Thursday, June 7, 2012

MPS Preview - Status Quo - The Vantage Point


The State Bank of Pakistan (SBP) is scheduled to announce the Jun’12-Jul’12 monetary policy on Jun 08 ’12. While the latest CPI unexpectedly rose higher (up 1.15%MoM) in May’12, we believe current positive real interest rates (100bps), an anticipated slow down in global commodity prices and lack of clarity on the external front should, in our view, encourage SBP to stay on the fence and maintain status quo on rates (base case) during its monetary policy review for the subsequent two months. Within this backdrop, we are also of the opinion that the policy discount rate has bottomed out and upside risks to interest rates exist in the form of 1) delay in materialization of targeted inflows, 2) exchange rate stability (PkR has depreciated by 4.3%CYTD vs. the USD) and consequent risk of imported inflation, and 3) unabated government borrowing from domestic sources (leading to further deterioration of the NDA/NFA ratio). From the market’s perspective, the KSE‐100 Index trades at a forward PER of 6.0x and offers an attractive forward dividend yield of 7.48%. The earnings yield for the Pakistan Market is at 16.6% compared to the weighted average 1 year T bill yield at 11.95%. At current valuations, we recommend exposure in Banks, Oil & Gas, Cements and selected Chemicals.

Auction trend inference
About 99% funds on average are being parked in the shorter term 3M (84%) and 6M (15%) tenors since the last monetary policy, indicating that money market participants are anticipating higher yields going forward. However, while participation has been restricted into shorter term tenors, cutoff yields have not followed inflationary expectations and have instead remained largely unchanged since Apr ’12. While we believe that interest rates have bottomed out and despite money market anticipating higher yields, we do not expect a rate hike in Jun’12.

Risks and Outlook While average CPI should clock in around 11% in FY12, the GoP projects CPI to be 9.5% for FY13. In this regard, while weaker international oil prices should provide comfort on the external front, an unabated trend of government borrowing (government borrowings for budgetary support have been PkR695bn from the scheduled banks and PkR402bn from the SBP FYTD), higher food prices and PkR weakness can keep CPI from breaching below 10% going forward.
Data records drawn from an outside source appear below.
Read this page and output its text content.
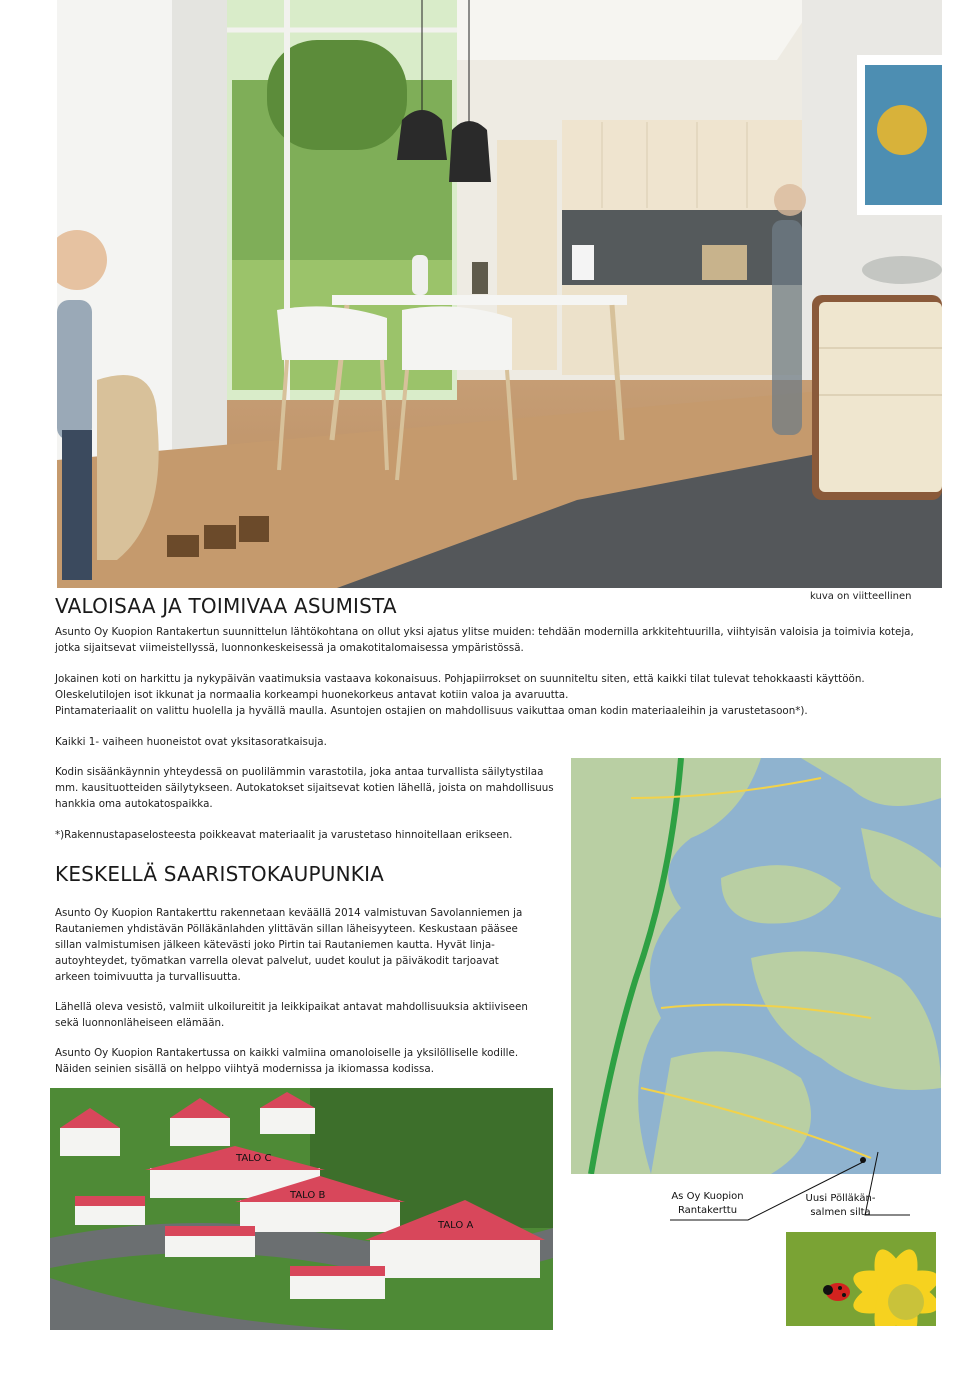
kuva on viitteellinen
VALOISAA JA TOIMIVAA ASUMISTA

Asunto Oy Kuopion Rantakertun suunnittelun lähtökohtana on ollut yksi ajatus ylitse muiden: tehdään modernilla arkkitehtuurilla, viihtyisän valoisia ja toimivia koteja, jotka sijaitsevat viimeistellyssä, luonnonkeskeisessä ja omakotitalomaisessa ympäristössä.

Jokainen koti on harkittu ja nykypäivän vaatimuksia vastaava kokonaisuus. Pohjapiirrokset on suunniteltu siten, että kaikki tilat tulevat tehokkaasti käyttöön. Oleskelutilojen isot ikkunat ja normaalia korkeampi huonekorkeus antavat kotiin valoa ja avaruutta.

Pintamateriaalit on valittu huolella ja hyvällä maulla. Asuntojen ostajien on mahdollisuus vaikuttaa oman kodin materiaaleihin ja varustetasoon*).

Kaikki 1- vaiheen huoneistot ovat yksitasoratkaisuja.

Kodin sisäänkäynnin yhteydessä on puolilämmin varastotila, joka antaa turvallista säilytystilaa mm. kausituotteiden säilytykseen. Autokatokset sijaitsevat kotien lähellä, joista on mahdollisuus hankkia oma autokatospaikka.

*)Rakennustapaselosteesta poikkeavat materiaalit ja varustetaso hinnoitellaan erikseen.

KESKELLÄ SAARISTOKAUPUNKIA

Asunto Oy Kuopion Rantakerttu rakennetaan keväällä 2014 valmistuvan Savolanniemen ja Rautaniemen yhdistävän Pölläkänlahden ylittävän sillan läheisyyteen. Keskustaan pääsee sillan valmistumisen jälkeen kätevästi joko Pirtin tai Rautaniemen kautta. Hyvät linja-autoyhteydet, työmatkan varrella olevat palvelut, uudet koulut ja päiväkodit tarjoavat arkeen toimivuutta ja turvallisuutta.

Lähellä oleva vesistö, valmiit ulkoilureitit ja leikkipaikat antavat mahdollisuuksia aktiiviseen sekä luonnonläheiseen elämään.

Asunto Oy Kuopion Rantakertussa on kaikki valmiina omanoloiselle ja yksilölliselle kodille. Näiden seinien sisällä on helppo viihtyä modernissa ja ikiomassa kodissa.

As Oy Kuopion
Rantakerttu
Uusi Pölläkän-
salmen silta
TALO C
TALO B
TALO A
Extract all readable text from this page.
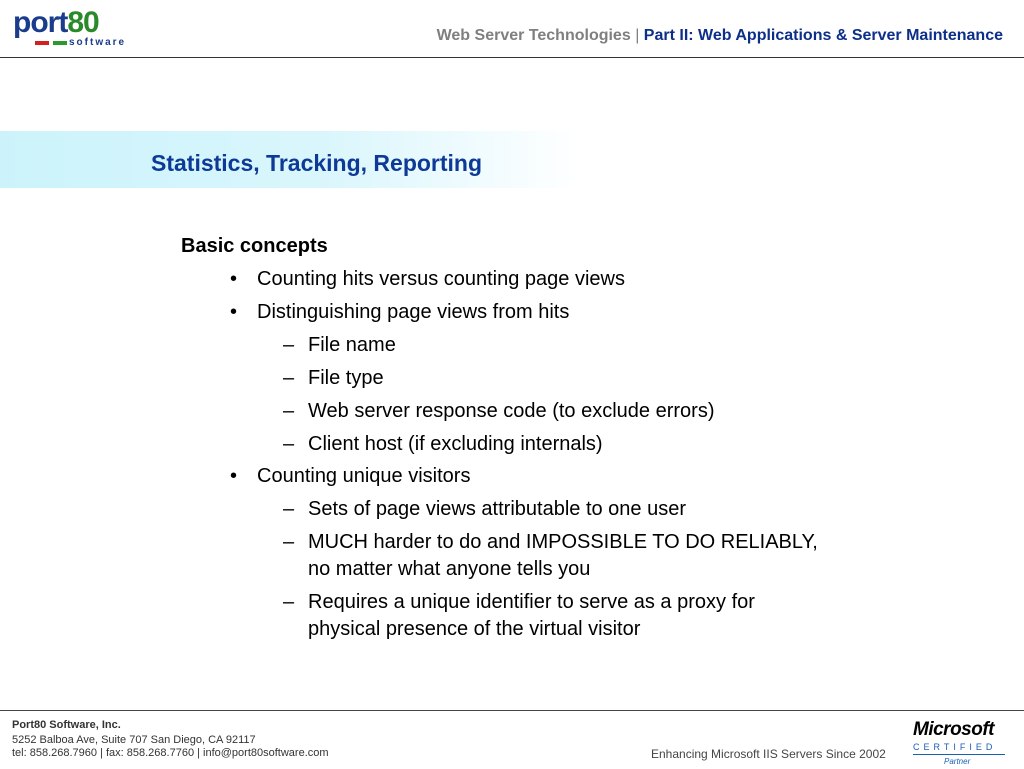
port80
software	Web Server Technologies | Part II: Web Applications & Server Maintenance
Statistics, Tracking, Reporting
Basic concepts
• Counting hits versus counting page views
• Distinguishing page views from hits
– File name
– File type
– Web server response code (to exclude errors)
– Client host (if excluding internals)
• Counting unique visitors
– Sets of page views attributable to one user
– MUCH harder to do and IMPOSSIBLE TO DO RELIABLY,
no matter what anyone tells you
– Requires a unique identifier to serve as a proxy for
physical presence of the virtual visitor
Port80 Software, Inc.
5252 Balboa Ave, Suite 707 San Diego, CA 92117
tel: 858.268.7960 | fax: 858.268.7760 | info@port80software.com	Enhancing Microsoft IIS Servers Since 2002
Microsoft
CERTIFIED
Partner
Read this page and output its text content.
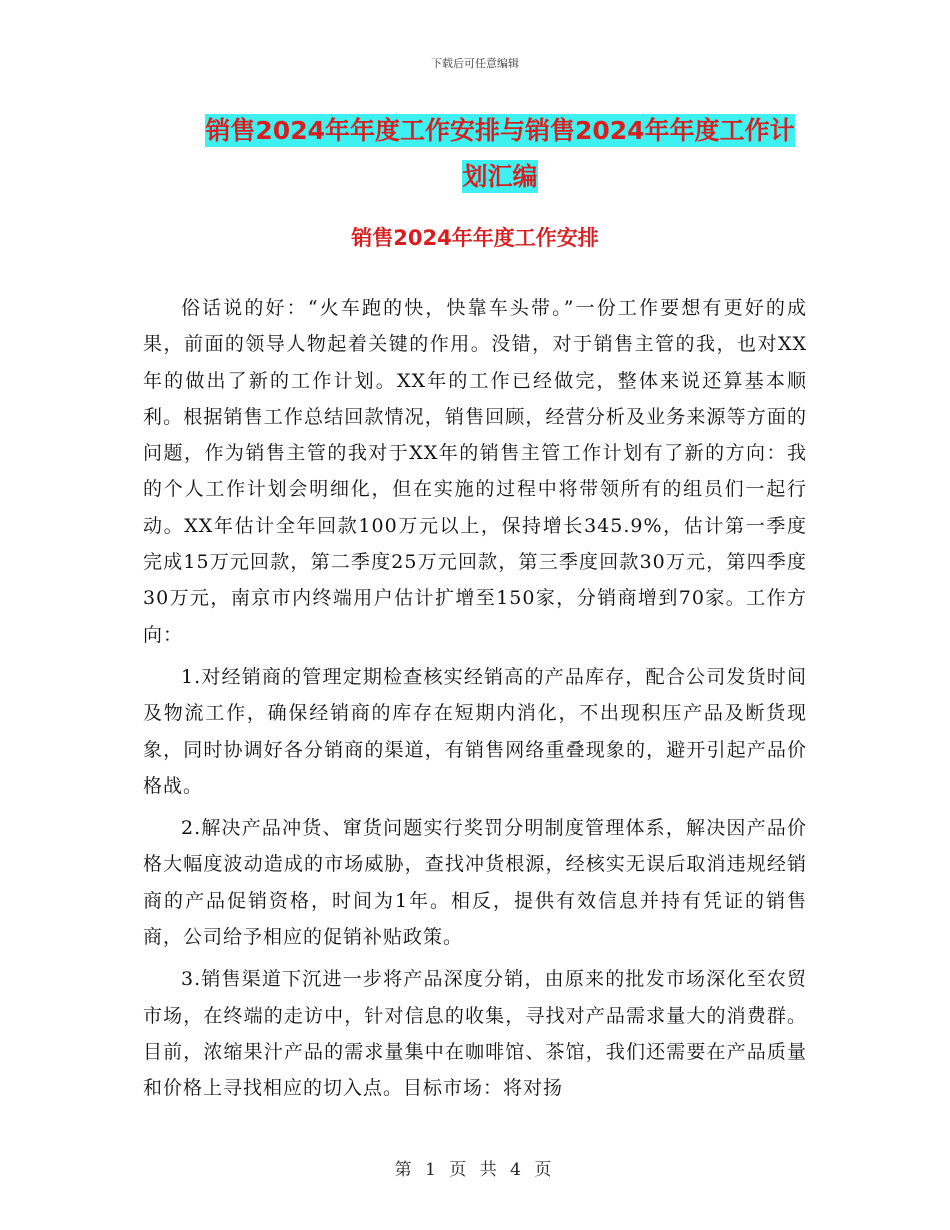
下载后可任意编辑
销售2024年年度工作安排与销售2024年年度工作计
划汇编
销售2024年年度工作安排

俗话说的好：“火车跑的快，快靠车头带。”一份工作要想有更好的成果，前面的领导人物起着关键的作用。没错，对于销售主管的我，也对XX年的做出了新的工作计划。XX年的工作已经做完，整体来说还算基本顺利。根据销售工作总结回款情况，销售回顾，经营分析及业务来源等方面的问题，作为销售主管的我对于XX年的销售主管工作计划有了新的方向：我的个人工作计划会明细化，但在实施的过程中将带领所有的组员们一起行动。XX年估计全年回款100万元以上，保持增长345.9%，估计第一季度完成15万元回款，第二季度25万元回款，第三季度回款30万元，第四季度30万元，南京市内终端用户估计扩增至150家，分销商增到70家。工作方向：

1.对经销商的管理定期检查核实经销高的产品库存，配合公司发货时间及物流工作，确保经销商的库存在短期内消化，不出现积压产品及断货现象，同时协调好各分销商的渠道，有销售网络重叠现象的，避开引起产品价格战。

2.解决产品冲货、窜货问题实行奖罚分明制度管理体系，解决因产品价格大幅度波动造成的市场威胁，查找冲货根源，经核实无误后取消违规经销商的产品促销资格，时间为1年。相反，提供有效信息并持有凭证的销售商，公司给予相应的促销补贴政策。

3.销售渠道下沉进一步将产品深度分销，由原来的批发市场深化至农贸市场，在终端的走访中，针对信息的收集，寻找对产品需求量大的消费群。目前，浓缩果汁产品的需求量集中在咖啡馆、茶馆，我们还需要在产品质量和价格上寻找相应的切入点。目标市场：将对扬

第 1 页 共 4 页
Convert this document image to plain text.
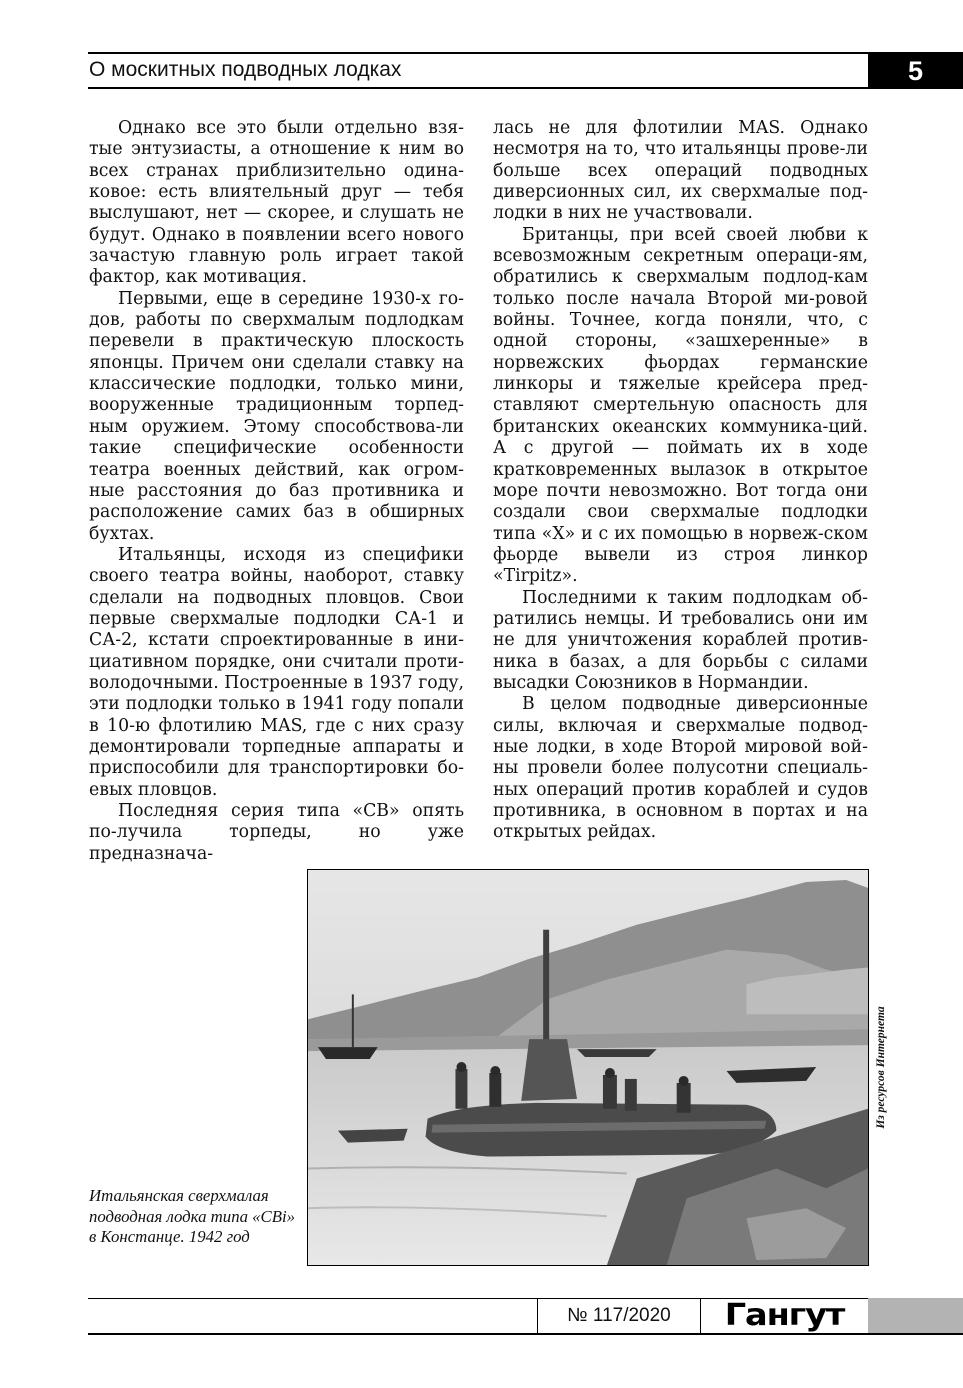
О москитных подводных лодках	5

Однако все это были отдельно взя-тые энтузиасты, а отношение к ним во всех странах приблизительно одина-ковое: есть влиятельный друг — тебя выслушают, нет — скорее, и слушать не будут. Однако в появлении всего нового зачастую главную роль играет такой фактор, как мотивация.

Первыми, еще в середине 1930-х го-дов, работы по сверхмалым подлодкам перевели в практическую плоскость японцы. Причем они сделали ставку на классические подлодки, только мини, вооруженные традиционным торпед-ным оружием. Этому способствова-ли такие специфические особенности театра военных действий, как огром-ные расстояния до баз противника и расположение самих баз в обширных бухтах.

Итальянцы, исходя из специфики своего театра войны, наоборот, ставку сделали на подводных пловцов. Свои первые сверхмалые подлодки СА-1 и СА-2, кстати спроектированные в ини-циативном порядке, они считали проти-володочными. Построенные в 1937 году, эти подлодки только в 1941 году попали в 10-ю флотилию MAS, где с них сразу демонтировали торпедные аппараты и приспособили для транспортировки бо-евых пловцов.

Последняя серия типа «СВ» опять по-лучила торпеды, но уже предназнача-

лась не для флотилии MAS. Однако несмотря на то, что итальянцы прове-ли больше всех операций подводных диверсионных сил, их сверхмалые под-лодки в них не участвовали.

Британцы, при всей своей любви к всевозможным секретным операци-ям, обратились к сверхмалым подлод-кам только после начала Второй ми-ровой войны. Точнее, когда поняли, что, с одной стороны, «зашхеренные» в норвежских фьордах германские линкоры и тяжелые крейсера пред-ставляют смертельную опасность для британских океанских коммуника-ций. А с другой — поймать их в ходе кратковременных вылазок в открытое море почти невозможно. Вот тогда они создали свои сверхмалые подлодки типа «Х» и с их помощью в норвеж-ском фьорде вывели из строя линкор «Tirpitz».

Последними к таким подлодкам об-ратились немцы. И требовались они им не для уничтожения кораблей против-ника в базах, а для борьбы с силами высадки Союзников в Нормандии.

В целом подводные диверсионные силы, включая и сверхмалые подвод-ные лодки, в ходе Второй мировой вой-ны провели более полусотни специаль-ных операций против кораблей и судов противника, в основном в портах и на открытых рейдах.

Из ресурсов Интернета
Итальянская сверхмалая подводная лодка типа «CBi» в Констанце. 1942 год
№ 117/2020	Гангут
Additionally, stubborn domestic POL and electricity prices and hike in crop support prices (election year) can stoke inflation in the near to medium term. Pressure on the reserves has risen off late due to low materialization of projected foreign inflows coupled with upcoming debt repayments (IMF and Paris Club). This has also placed considerable pressure on the PkR which is down 4.3%CYTD vs. the USD and is a key risk going forward. Excess capacities available in the industry due to an unresolved energy shortage situation are also weighing down the economy. In such a scenario, a return to the IMF cannot be ruled out in FY13 and the critical Pak‐US relation is a key check point to track.